San Francisco Becomes First U.S. City To Ban Face Recognition Surveillance

San Francisco Becomes First U.S. City To Ban Face Recognition Surveillance

San Francisco on Tuesday became the first city in America to ban the use of facial recognition technology by police and other government agencies.

The measure passed in an 8-1 vote by San Francisco’s board of supervisors. The debate over the bill is essentially over. California law requires two votes for an ordinance to go into effect, and the second vote is at this point a formality.

The “Stop Secret Surveillance Ordinance,” the bill that passed on Tuesday, has two main dimensions. First, it bans the city government’s use of face recognition. Next, the bill implements strict oversight for all surveillance tools used by the city. It requires public notice and legislative approval for the purchase of new surveillance tools and audits on existing surveillance tech — like licence place readers — used by the city.

Police and Stop Crime SF, a local crime-prevention group, pushed against the bill. But ever since its introduction earlier this year, it has received a national spotlight and support from groups like the Oakland Privacy, the ACLU, Electronic Frontier Foundation, and the Council on American-Islamic Relations.

The facial recognition ban is a first for the United States. The second facet of the law, however, has already been passed in six other Northern California cities.

“We can have good security without a security state and we can have good policing without a police state,” Supervisor Aaron Peskin, the lawmaker who introduced the bill, said at today’s hearing, a line he’s hammered home over the last few months. “The thrust of this legislation is not to get rid of surveillance technology. It’s to let the government and the public know how that technology is used.”

Brian Hofer, a local privacy activist and the executive director of Secure Justice, told Gizmodo that accountability will ultimately benefit the entire city.

“Like the other six Bay Area jurisdictions, San Francisco will benefit from greater public input and transparency into the decision-making process around potentially invasive equipment,” Hofer said. “They’ll also find out what equipment is effective and be better able to allocate scarce taxpayer dollars, because we’ll have real data on its use.”

A recent ACLU poll showed 75 per cent of voters in the Bay Area approved of requiring a public debate and city vote before the acquisition and use of surveillance technology.

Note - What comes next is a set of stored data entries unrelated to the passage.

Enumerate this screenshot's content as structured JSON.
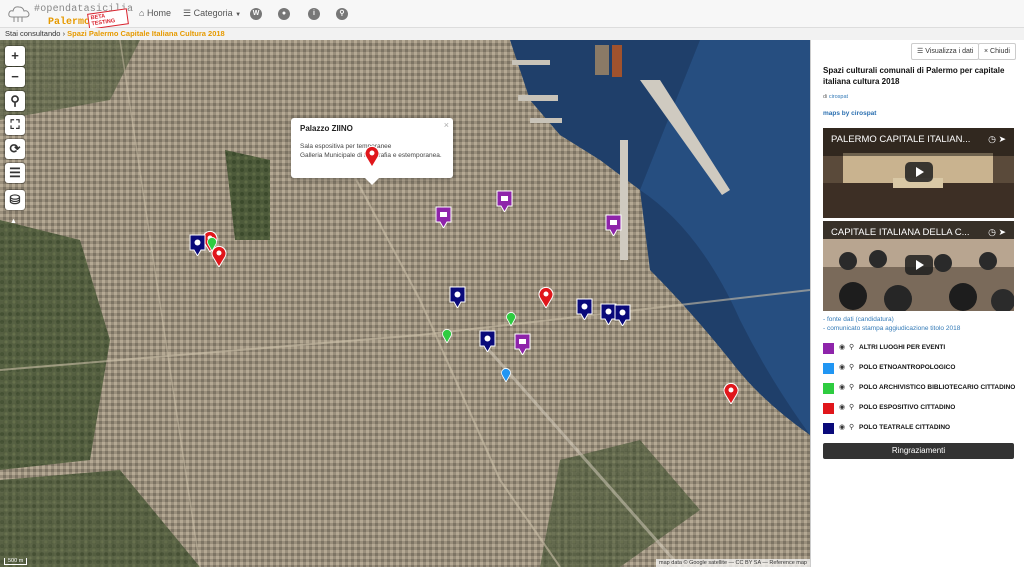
{
  "brand": {
    "name": "#opendatasicilia",
    "sub": "Palermo Hub",
    "badge": "BETA TESTING"
  },
  "nav": {
    "home": "Home",
    "categoria": "Categoria"
  },
  "nav_icons": [
    "wikipedia-icon",
    "github-icon",
    "info-icon",
    "search-icon"
  ],
  "breadcrumb": {
    "label": "Stai consultando",
    "current": "Spazi Palermo Capitale Italiana Cultura 2018"
  },
  "map": {
    "popup": {
      "title": "Palazzo ZIINO",
      "line1": "Sala espositiva per temporanee",
      "line2": "Galleria Municipale di fotografia e estemporanea."
    },
    "controls": {
      "zoom_in": "+",
      "zoom_out": "−"
    },
    "attribution": "map data © Google satellite — CC BY SA — Reference map",
    "scale": "500 m"
  },
  "panel": {
    "view_data_label": "Visualizza i dati",
    "close_label": "Chiudi",
    "title": "Spazi culturali comunali di Palermo per capitale italiana cultura 2018",
    "author_prefix": "di",
    "author": "cirospat",
    "maps_by": "maps by cirospat",
    "videos": [
      {
        "title": "PALERMO CAPITALE ITALIAN..."
      },
      {
        "title": "CAPITALE ITALIANA DELLA C..."
      }
    ],
    "links": [
      "- fonte dati (candidatura)",
      "- comunicato stampa aggiudicazione titolo 2018"
    ],
    "legend": [
      {
        "label": "ALTRI LUOGHI PER EVENTI",
        "color": "#8e24aa"
      },
      {
        "label": "POLO ETNOANTROPOLOGICO",
        "color": "#2196f3"
      },
      {
        "label": "POLO ARCHIVISTICO BIBLIOTECARIO CITTADINO",
        "color": "#2ecc40"
      },
      {
        "label": "POLO ESPOSITIVO CITTADINO",
        "color": "#e0161b"
      },
      {
        "label": "POLO TEATRALE CITTADINO",
        "color": "#0a0a7a"
      }
    ],
    "thanks_label": "Ringraziamenti"
  }
}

Face recognition technology is rapidly spreading around the world and around the country despite criticism over privacy, bias and accountability concerns.

The majority of American adults are in police facial recognition database, according to a Georgetown Law study. An MIT study found that Rekognition, Amazon’s popular facial recognition product, struggles to identify the faces of women and people of colour. A study by the ACLU in 2018 found Amazon Rekognition falsely matched 28 members of Congress to mugshot photos, and that results disproportionately negatively impacted people of colour.

“Oakland and Berkeley are following San Francisco’s lead by also considering prohibiting government use of facial surveillance technology,” Hofer told Gizmodo. “Other states and cities outside of California are considering similar rules. We expect this movement to grow as more people become educated about the risks inherent from use of this technology.”

Last year, Microsoft president Brad Smith came out in favour of federal regulation of face recognition.

“We live in a nation of laws, and the government needs to play an important role in regulating facial recognition technology,” Smith wrote. “As a general principle, it seems more sensible to ask an elected government to regulate companies than to ask unelected companies to regulate such a government.”